Daran ändert sich auch nichts mit Blick auf den vorgetragenen Verbrauch der Elterngeldnachzahlungen - den der Beklagte dann ab Oktober 2014 auch angenommen hat. Im Ausgangspunkt trifft es zu, dass lediglich tatsächlich zur Verfügung des Leistungsberechtigten stehende Mittel - auch als bereite Mittel bezeichnet - angerechnet werden dürfen. Soweit die Mittel tatsächlich verbraucht sind - auch wenn damit unzulässigerweise Schulden getilgt wurden, können sie nicht mehr berücksichtigt werden (vgl. dazu BSG, Urteil vom 12. Dezember 2013, B 14 AS 76/12 R).

Das Gericht kann sich jedoch nicht davon überzeugen, dass ein vollständiger Verbrauch bereits im streitgegenständlichen Zeitraum eingetreten ist. Nach den vorgelegten Belegen haben die Kläger in erheblichem Umfang Zahlungen in den Monaten Juni, Juli und September 2014 an die Stadtwerke vorgenommen. Es kann vermutet werden, dass damit rückständige Rechnungen beglichen wurden. Das hat die Klägerin zu 2. so auch in ihrer Ausgabenliste vom 10. September 2014 angegeben. Rechnet man die dadurch verbrauchten Beträge zusammen, ergibt sich ein Abfluss von 1.531,94 EUR im Juni 2014, von 456 EUR im Juli 2014 und von 150 EUR im September 2014, insgesamt 2.137,94 EUR. Von den Elterngeldnachzahlungen verblieben damit immer noch 2.975,66 EUR. Damit blieb immer noch genügend, um die vom Beklagten im streitigen Zeitraum vorgenommene Einkommensanrechnung zu tragen. Die weiteren von der Klägerin in ihrer Ausgabenliste aufgeführten Ausgaben sind nicht belegt. Sie mögen zwar erfolgt sein, das ist aber für das Gericht nicht ohne Weiteres plausibel und daher nicht nachgewiesen, weil sich keine entsprechenden Barabhebungen oder Überweisung haben finden lassen. Hinzu kommt, dass die Kläger nicht annehmen konnten, die erhaltenen Nachzahlungen derart rasch und ungehindert vollständig verbrauchen zu dürfen. Wie der Prozessbevollmächtigte der Kläger in der mündlichen Verhandlung bestätigt hat, fand sich dafür in den Bescheiden des Zentrums Bayern Familie und Soziales keine Grundlage. Eine solche ist auch sonst nicht zu sehen, vor allem hat der Beklagte dazu keinen Anlass gegeben. Ein sorgsam agierender Grundsicherungsempfänger würde sich nicht derart der unverhofft erhaltenen Mittel begeben und seine Hilfebedürftigkeit auf diese Weise vertiefen.
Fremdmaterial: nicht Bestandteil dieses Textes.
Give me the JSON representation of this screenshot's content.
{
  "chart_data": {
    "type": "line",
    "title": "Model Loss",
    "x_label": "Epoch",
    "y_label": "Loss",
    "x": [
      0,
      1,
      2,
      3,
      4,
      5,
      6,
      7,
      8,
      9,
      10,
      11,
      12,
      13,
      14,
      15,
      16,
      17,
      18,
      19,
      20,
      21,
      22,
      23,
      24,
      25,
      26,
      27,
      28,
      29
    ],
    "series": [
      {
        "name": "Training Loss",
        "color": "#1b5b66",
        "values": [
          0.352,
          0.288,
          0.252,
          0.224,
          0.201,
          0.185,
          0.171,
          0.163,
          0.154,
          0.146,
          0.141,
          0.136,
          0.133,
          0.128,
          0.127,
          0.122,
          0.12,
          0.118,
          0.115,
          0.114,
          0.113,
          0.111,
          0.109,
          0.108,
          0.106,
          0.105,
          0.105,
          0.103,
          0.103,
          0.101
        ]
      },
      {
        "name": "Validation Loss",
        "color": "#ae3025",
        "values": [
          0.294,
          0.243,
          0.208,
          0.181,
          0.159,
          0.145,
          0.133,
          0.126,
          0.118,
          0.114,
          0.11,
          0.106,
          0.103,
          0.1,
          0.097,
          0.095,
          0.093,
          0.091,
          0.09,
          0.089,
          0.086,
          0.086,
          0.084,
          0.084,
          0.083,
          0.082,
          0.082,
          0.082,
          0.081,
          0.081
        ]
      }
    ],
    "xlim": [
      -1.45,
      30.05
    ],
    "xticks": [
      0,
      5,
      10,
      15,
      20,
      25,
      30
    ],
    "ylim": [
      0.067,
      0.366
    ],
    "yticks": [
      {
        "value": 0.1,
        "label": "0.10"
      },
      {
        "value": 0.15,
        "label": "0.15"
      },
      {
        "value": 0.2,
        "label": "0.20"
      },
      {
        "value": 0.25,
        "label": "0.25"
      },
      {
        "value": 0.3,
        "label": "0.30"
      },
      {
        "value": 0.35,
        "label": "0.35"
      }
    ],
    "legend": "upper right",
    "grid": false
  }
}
Es bleibt daher bei der vom Beklagten vorgenommenen Neuberechnung der Leistungsansprüche und den daraus resultierenden Überzahlungen. Nachdem eine bloß teilweise Aufhebung der ursprünglichen Leistungsbewilligung erfolgt ist, kommt auch die in § 40 Abs. 4 Satz 1 SGB II vorgesehen Begrenzung der Rückforderung nicht zur Anwendung.

Die Klage ist deshalb abzuweisen.

Die Kostenentscheidung beruht auf den §§ 183, 193 des Sozialgerichtsgesetzes.